Courtesy of Tina Medlock/Joseph and his Amazing Spectrum Coat

And here she was again. Another mole. Another waiting room. Another wave of memories crashes back, reminding her she isn’t untouchable. She had delayed this minor surgery twice already because, well, life doesn’t pause just because she needs stitches. Autism doesn’t wait. Her son doesn’t wait. But cancer doesn’t wait either. And this time she couldn’t avoid it.

She told herself it was nothing. But deep down, every what-if came crawling back. What if this was the time her luck ran out? What if Joseph had to face life without her? Joseph, her only child, her son with autism, the one who relies on her to fight battles he doesn’t even know exist. Who would love him like she does? Who would advocate when the world doesn’t understand him? Nobody. Just nobody. That’s the part about being a mom with autism in the picture—it’s never just about her body, her health, her pain. It’s about the what-ifs. The impossible questions no parent wants to ask but every parent of a child with disabilities quietly fears. Who will protect him when I can’t?

Courtesy of Tina Medlock/Joseph and his Amazing Spectrum Coat

Three weeks ago, when the dermatologist spotted the change, she nodded politely while her mind spun. She remembered the first time, the first scar, the first statistic. And then life piled on, as it always does. Her mother ended up in the hospital, sedated and hooked up to machines. Joseph worried about his grandma. She worried about both of them. And the fear about herself got pushed aside, because that’s what moms do.

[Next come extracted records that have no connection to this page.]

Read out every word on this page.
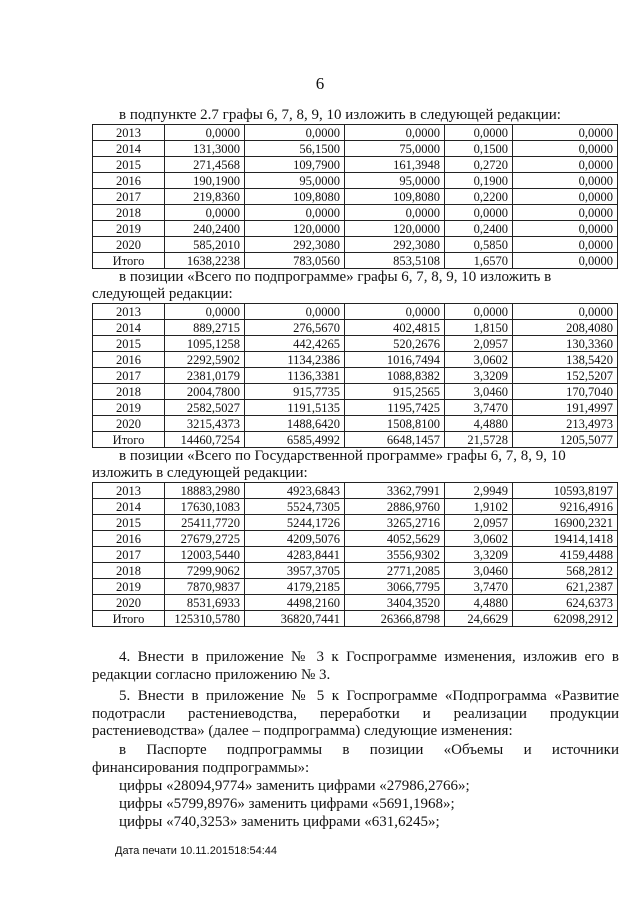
6
в подпункте 2.7 графы 6, 7, 8, 9, 10 изложить в следующей редакции:
2013	0,0000	0,0000	0,0000	0,0000	0,0000
2014	131,3000	56,1500	75,0000	0,1500	0,0000
2015	271,4568	109,7900	161,3948	0,2720	0,0000
2016	190,1900	95,0000	95,0000	0,1900	0,0000
2017	219,8360	109,8080	109,8080	0,2200	0,0000
2018	0,0000	0,0000	0,0000	0,0000	0,0000
2019	240,2400	120,0000	120,0000	0,2400	0,0000
2020	585,2010	292,3080	292,3080	0,5850	0,0000
Итого	1638,2238	783,0560	853,5108	1,6570	0,0000
в позиции «Всего по подпрограмме» графы 6, 7, 8, 9, 10 изложить в
следующей редакции:
2013	0,0000	0,0000	0,0000	0,0000	0,0000
2014	889,2715	276,5670	402,4815	1,8150	208,4080
2015	1095,1258	442,4265	520,2676	2,0957	130,3360
2016	2292,5902	1134,2386	1016,7494	3,0602	138,5420
2017	2381,0179	1136,3381	1088,8382	3,3209	152,5207
2018	2004,7800	915,7735	915,2565	3,0460	170,7040
2019	2582,5027	1191,5135	1195,7425	3,7470	191,4997
2020	3215,4373	1488,6420	1508,8100	4,4880	213,4973
Итого	14460,7254	6585,4992	6648,1457	21,5728	1205,5077
в позиции «Всего по Государственной программе» графы 6, 7, 8, 9, 10
изложить в следующей редакции:
2013	18883,2980	4923,6843	3362,7991	2,9949	10593,8197
2014	17630,1083	5524,7305	2886,9760	1,9102	9216,4916
2015	25411,7720	5244,1726	3265,2716	2,0957	16900,2321
2016	27679,2725	4209,5076	4052,5629	3,0602	19414,1418
2017	12003,5440	4283,8441	3556,9302	3,3209	4159,4488
2018	7299,9062	3957,3705	2771,2085	3,0460	568,2812
2019	7870,9837	4179,2185	3066,7795	3,7470	621,2387
2020	8531,6933	4498,2160	3404,3520	4,4880	624,6373
Итого	125310,5780	36820,7441	26366,8798	24,6629	62098,2912
4. Внести в приложение № 3 к Госпрограмме изменения, изложив его в
редакции согласно приложению № 3.
5. Внести в приложение № 5 к Госпрограмме «Подпрограмма «Развитие
подотрасли растениеводства, переработки и реализации продукции
растениеводства» (далее – подпрограмма) следующие изменения:
в Паспорте подпрограммы в позиции «Объемы и источники
финансирования подпрограммы»:
цифры «28094,9774» заменить цифрами «27986,2766»;
цифры «5799,8976» заменить цифрами «5691,1968»;
цифры «740,3253» заменить цифрами «631,6245»;
Дата печати 10.11.201518:54:44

But yesterday, in that waiting room, it caught up. The appointment ran late, which meant more time for her thoughts to twist and multiply. By the time she was called in, she was holding back tears and then not holding them back at all. She cried through the explanation, cried when the doctor said it didn’t look too concerning, cried as they numbed her skin. She cried because she remembered the last time a doctor said those words and how wrong they turned out to be. When it was done, they told her no running until the stitches came out. That felt like another cruel joke. Running is her therapy, her lifeline, her one selfish escape. Now, even that was gone for two weeks. Another reminder that she wasn’t indestructible.

Courtesy of Tina Medlock/Joseph and his Amazing Spectrum Coat

So she writes, waits, and worries. She reminds herself that for sixteen years, she has been cancer-free, and that is a statistic worth holding onto. And she keeps showing up for Joseph because, at the end of the day, she has to, no matter how vulnerable she feels. The truth is, she isn’t indestructible. None of us is. But when you’re a mom with autism in your life, you learn to keep going even when your body or your heart feels like it’s about to break. She tells people she’s okay. Not because it’s easy, but because she has to be, for Joseph.